Root expressionCanonical expressionReading
\sqrt{x}x^{\dfrac{1}{2}}square root of x
\sqrt[3]{x}x^{\dfrac{1}{3}}cube root of x
\sqrt{x^5}x^{\dfrac{5}{2}}fifth power under a square root
\sqrt[7]{x^3}x^{\dfrac{3}{7}}seventh root with a third power
\dfrac{1}{\sqrt{x}}x^{-\dfrac{1}{2}}reciprocal square root

Combined power and root

In x^{\dfrac{3}{5}}, the numerator 3 is the power and the denominator 5 is the root.

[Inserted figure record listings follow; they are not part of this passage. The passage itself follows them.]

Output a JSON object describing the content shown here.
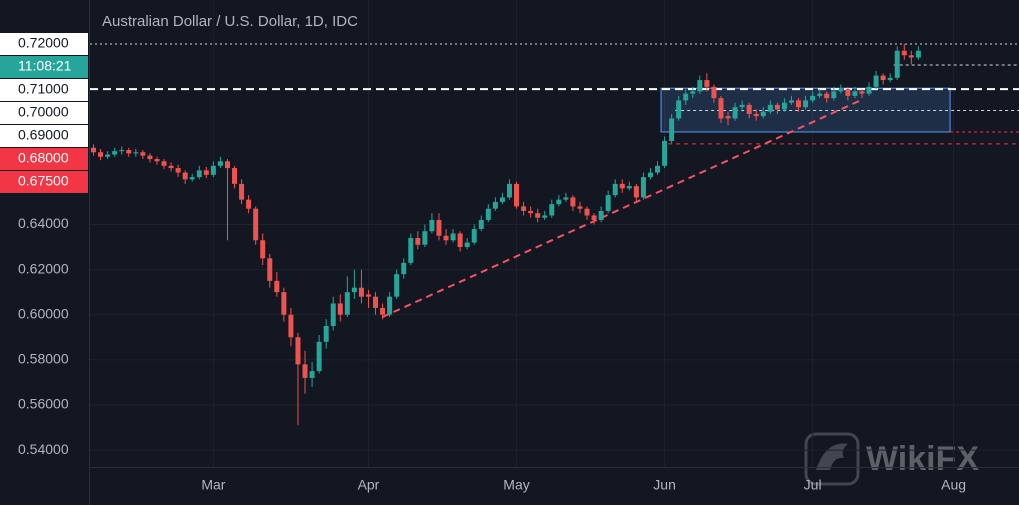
{
  "chart_data": {
    "type": "candlestick",
    "title": "Australian Dollar / U.S. Dollar, 1D, IDC",
    "watermark": "WikiFX",
    "countdown": "11:08:21",
    "up_color": "#26a69a",
    "down_color": "#ef5350",
    "ylim": [
      0.5325,
      0.7395
    ],
    "yticks": [
      {
        "value": 0.54,
        "label": "0.54000"
      },
      {
        "value": 0.56,
        "label": "0.56000"
      },
      {
        "value": 0.58,
        "label": "0.58000"
      },
      {
        "value": 0.6,
        "label": "0.60000"
      },
      {
        "value": 0.62,
        "label": "0.62000"
      },
      {
        "value": 0.64,
        "label": "0.64000"
      }
    ],
    "grid": true,
    "price_labels": [
      {
        "value": 0.72,
        "label": "0.72000",
        "color": "#ffffff"
      },
      {
        "value": 0.71,
        "label": "0.71000",
        "color": "#ffffff"
      },
      {
        "value": 0.7,
        "label": "0.70000",
        "color": "#ffffff"
      },
      {
        "value": 0.69,
        "label": "0.69000",
        "color": "#ffffff"
      },
      {
        "value": 0.68,
        "label": "0.68000",
        "color": "#f23645"
      },
      {
        "value": 0.675,
        "label": "0.67500",
        "color": "#f23645"
      }
    ],
    "levels": [
      {
        "value": 0.72,
        "from": 0,
        "color": "#d1d4dc",
        "dash": "2 3",
        "width": 1
      },
      {
        "value": 0.7,
        "from": 0,
        "color": "#ffffff",
        "dash": "8 5",
        "width": 2
      },
      {
        "value": 0.7107,
        "from": 114,
        "color": "#d1d4dc",
        "dash": "3 3",
        "width": 1
      },
      {
        "value": 0.6905,
        "from": 83,
        "color": "#d1d4dc",
        "dash": "3 3",
        "width": 1
      },
      {
        "value": 0.681,
        "from": 122,
        "color": "#f23645",
        "dash": "3 3",
        "width": 1
      },
      {
        "value": 0.6757,
        "from": 82,
        "color": "#f23645",
        "dash": "4 4",
        "width": 1
      }
    ],
    "box": {
      "from": 81,
      "to": 122,
      "top": 0.7004,
      "bottom": 0.681,
      "color": "#5b9cf6"
    },
    "trendline": {
      "x": [
        41,
        109
      ],
      "y": [
        0.599,
        0.6953
      ],
      "color": "#f7525f"
    },
    "categories": [
      null,
      null,
      null,
      null,
      null,
      null,
      null,
      null,
      null,
      null,
      null,
      null,
      null,
      null,
      null,
      null,
      null,
      "Mar",
      null,
      null,
      null,
      null,
      null,
      null,
      null,
      null,
      null,
      null,
      null,
      null,
      null,
      null,
      null,
      null,
      null,
      null,
      null,
      null,
      null,
      "Apr",
      null,
      null,
      null,
      null,
      null,
      null,
      null,
      null,
      null,
      null,
      null,
      null,
      null,
      null,
      null,
      null,
      null,
      null,
      null,
      null,
      "May",
      null,
      null,
      null,
      null,
      null,
      null,
      null,
      null,
      null,
      null,
      null,
      null,
      null,
      null,
      null,
      null,
      null,
      null,
      null,
      null,
      "Jun",
      null,
      null,
      null,
      null,
      null,
      null,
      null,
      null,
      null,
      null,
      null,
      null,
      null,
      null,
      null,
      null,
      null,
      null,
      null,
      null,
      "Jul",
      null,
      null,
      null,
      null,
      null,
      null,
      null,
      null,
      null,
      null,
      null,
      null,
      null,
      null,
      null,
      null,
      null,
      null,
      null,
      "Aug"
    ],
    "ohlc": [
      [
        0.674,
        0.6755,
        0.6705,
        0.672
      ],
      [
        0.672,
        0.6735,
        0.6685,
        0.67
      ],
      [
        0.67,
        0.6725,
        0.669,
        0.671
      ],
      [
        0.671,
        0.674,
        0.67,
        0.6725
      ],
      [
        0.6725,
        0.6745,
        0.671,
        0.673
      ],
      [
        0.673,
        0.674,
        0.67,
        0.6715
      ],
      [
        0.6715,
        0.6735,
        0.67,
        0.672
      ],
      [
        0.672,
        0.673,
        0.669,
        0.6705
      ],
      [
        0.6705,
        0.6715,
        0.6675,
        0.669
      ],
      [
        0.669,
        0.67,
        0.6665,
        0.668
      ],
      [
        0.668,
        0.669,
        0.6645,
        0.666
      ],
      [
        0.666,
        0.6675,
        0.6635,
        0.665
      ],
      [
        0.665,
        0.6665,
        0.661,
        0.663
      ],
      [
        0.663,
        0.664,
        0.658,
        0.66
      ],
      [
        0.66,
        0.6625,
        0.659,
        0.661
      ],
      [
        0.661,
        0.666,
        0.66,
        0.664
      ],
      [
        0.664,
        0.6655,
        0.6605,
        0.662
      ],
      [
        0.662,
        0.668,
        0.661,
        0.666
      ],
      [
        0.666,
        0.67,
        0.665,
        0.668
      ],
      [
        0.668,
        0.669,
        0.633,
        0.665
      ],
      [
        0.665,
        0.666,
        0.656,
        0.658
      ],
      [
        0.658,
        0.66,
        0.649,
        0.651
      ],
      [
        0.651,
        0.653,
        0.645,
        0.647
      ],
      [
        0.647,
        0.648,
        0.631,
        0.633
      ],
      [
        0.633,
        0.636,
        0.622,
        0.625
      ],
      [
        0.625,
        0.627,
        0.612,
        0.615
      ],
      [
        0.615,
        0.619,
        0.608,
        0.61
      ],
      [
        0.61,
        0.612,
        0.597,
        0.6
      ],
      [
        0.6,
        0.603,
        0.586,
        0.59
      ],
      [
        0.59,
        0.592,
        0.551,
        0.578
      ],
      [
        0.578,
        0.584,
        0.565,
        0.572
      ],
      [
        0.572,
        0.579,
        0.568,
        0.575
      ],
      [
        0.575,
        0.591,
        0.574,
        0.588
      ],
      [
        0.588,
        0.598,
        0.585,
        0.595
      ],
      [
        0.595,
        0.608,
        0.593,
        0.605
      ],
      [
        0.605,
        0.609,
        0.597,
        0.6
      ],
      [
        0.6,
        0.617,
        0.599,
        0.61
      ],
      [
        0.61,
        0.62,
        0.607,
        0.612
      ],
      [
        0.612,
        0.62,
        0.605,
        0.608
      ],
      [
        0.609,
        0.611,
        0.603,
        0.608
      ],
      [
        0.608,
        0.61,
        0.6,
        0.603
      ],
      [
        0.603,
        0.605,
        0.598,
        0.6
      ],
      [
        0.6,
        0.61,
        0.599,
        0.608
      ],
      [
        0.608,
        0.62,
        0.607,
        0.618
      ],
      [
        0.618,
        0.625,
        0.616,
        0.623
      ],
      [
        0.623,
        0.636,
        0.622,
        0.634
      ],
      [
        0.634,
        0.637,
        0.629,
        0.631
      ],
      [
        0.631,
        0.64,
        0.63,
        0.637
      ],
      [
        0.637,
        0.645,
        0.636,
        0.642
      ],
      [
        0.642,
        0.645,
        0.633,
        0.635
      ],
      [
        0.635,
        0.638,
        0.631,
        0.633
      ],
      [
        0.633,
        0.638,
        0.632,
        0.636
      ],
      [
        0.636,
        0.637,
        0.628,
        0.63
      ],
      [
        0.63,
        0.634,
        0.629,
        0.632
      ],
      [
        0.632,
        0.64,
        0.631,
        0.638
      ],
      [
        0.638,
        0.644,
        0.637,
        0.642
      ],
      [
        0.642,
        0.649,
        0.641,
        0.647
      ],
      [
        0.647,
        0.652,
        0.646,
        0.65
      ],
      [
        0.65,
        0.654,
        0.649,
        0.652
      ],
      [
        0.652,
        0.66,
        0.651,
        0.658
      ],
      [
        0.658,
        0.659,
        0.647,
        0.648
      ],
      [
        0.648,
        0.65,
        0.644,
        0.646
      ],
      [
        0.646,
        0.648,
        0.643,
        0.645
      ],
      [
        0.645,
        0.647,
        0.641,
        0.643
      ],
      [
        0.643,
        0.646,
        0.642,
        0.644
      ],
      [
        0.644,
        0.651,
        0.643,
        0.649
      ],
      [
        0.649,
        0.653,
        0.648,
        0.651
      ],
      [
        0.651,
        0.654,
        0.65,
        0.652
      ],
      [
        0.652,
        0.653,
        0.646,
        0.648
      ],
      [
        0.648,
        0.65,
        0.645,
        0.647
      ],
      [
        0.647,
        0.648,
        0.642,
        0.644
      ],
      [
        0.644,
        0.645,
        0.64,
        0.642
      ],
      [
        0.642,
        0.648,
        0.641,
        0.646
      ],
      [
        0.646,
        0.655,
        0.645,
        0.653
      ],
      [
        0.653,
        0.66,
        0.652,
        0.658
      ],
      [
        0.658,
        0.66,
        0.654,
        0.656
      ],
      [
        0.656,
        0.659,
        0.655,
        0.657
      ],
      [
        0.657,
        0.658,
        0.65,
        0.652
      ],
      [
        0.652,
        0.663,
        0.651,
        0.661
      ],
      [
        0.661,
        0.665,
        0.66,
        0.663
      ],
      [
        0.663,
        0.668,
        0.662,
        0.666
      ],
      [
        0.666,
        0.679,
        0.665,
        0.677
      ],
      [
        0.677,
        0.689,
        0.676,
        0.687
      ],
      [
        0.687,
        0.697,
        0.686,
        0.695
      ],
      [
        0.695,
        0.7,
        0.693,
        0.698
      ],
      [
        0.698,
        0.701,
        0.696,
        0.699
      ],
      [
        0.699,
        0.706,
        0.698,
        0.704
      ],
      [
        0.704,
        0.707,
        0.699,
        0.701
      ],
      [
        0.701,
        0.702,
        0.694,
        0.696
      ],
      [
        0.696,
        0.697,
        0.685,
        0.687
      ],
      [
        0.688,
        0.69,
        0.684,
        0.687
      ],
      [
        0.687,
        0.694,
        0.686,
        0.692
      ],
      [
        0.692,
        0.695,
        0.69,
        0.693
      ],
      [
        0.693,
        0.694,
        0.687,
        0.689
      ],
      [
        0.689,
        0.691,
        0.686,
        0.688
      ],
      [
        0.688,
        0.692,
        0.687,
        0.69
      ],
      [
        0.69,
        0.695,
        0.689,
        0.693
      ],
      [
        0.693,
        0.694,
        0.689,
        0.691
      ],
      [
        0.691,
        0.696,
        0.69,
        0.694
      ],
      [
        0.694,
        0.697,
        0.693,
        0.695
      ],
      [
        0.695,
        0.696,
        0.69,
        0.692
      ],
      [
        0.692,
        0.697,
        0.691,
        0.695
      ],
      [
        0.695,
        0.699,
        0.694,
        0.697
      ],
      [
        0.697,
        0.7,
        0.696,
        0.698
      ],
      [
        0.698,
        0.699,
        0.694,
        0.696
      ],
      [
        0.696,
        0.701,
        0.695,
        0.699
      ],
      [
        0.699,
        0.702,
        0.698,
        0.7
      ],
      [
        0.7,
        0.701,
        0.695,
        0.697
      ],
      [
        0.697,
        0.701,
        0.696,
        0.699
      ],
      [
        0.699,
        0.7,
        0.696,
        0.698
      ],
      [
        0.698,
        0.703,
        0.697,
        0.701
      ],
      [
        0.701,
        0.708,
        0.7,
        0.706
      ],
      [
        0.706,
        0.707,
        0.702,
        0.704
      ],
      [
        0.704,
        0.707,
        0.703,
        0.705
      ],
      [
        0.705,
        0.719,
        0.704,
        0.717
      ],
      [
        0.717,
        0.72,
        0.713,
        0.715
      ],
      [
        0.715,
        0.717,
        0.711,
        0.714
      ],
      [
        0.714,
        0.719,
        0.713,
        0.717
      ],
      null,
      null,
      null,
      null,
      null
    ]
  }
}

The canonical form keeps both instructions attached to one base.

x^{\dfrac{3}{5}}=\sqrt[5]{x^3}

Nested roots

Nested roots become powers of powers.

\sqrt{\sqrt{x}}=\left(x^{\dfrac{1}{2}}\right)^{\dfrac{1}{2}}=x^{\dfrac{1}{4}}
\sqrt[3]{\sqrt{x}}=\left(x^{\dfrac{1}{2}}\right)^{\dfrac{1}{3}}=x^{\dfrac{1}{6}}

Negative and reciprocal roots

Negative exponents and fractional exponents can be combined.

x^{-\dfrac{1}{2}}=\dfrac{1}{x^{\dfrac{1}{2}}}
x^{-\dfrac{m}{n}}=\dfrac{1}{x^{\dfrac{m}{n}}}

This gives one notation family for powers, roots, reciprocal powers, and reciprocal roots.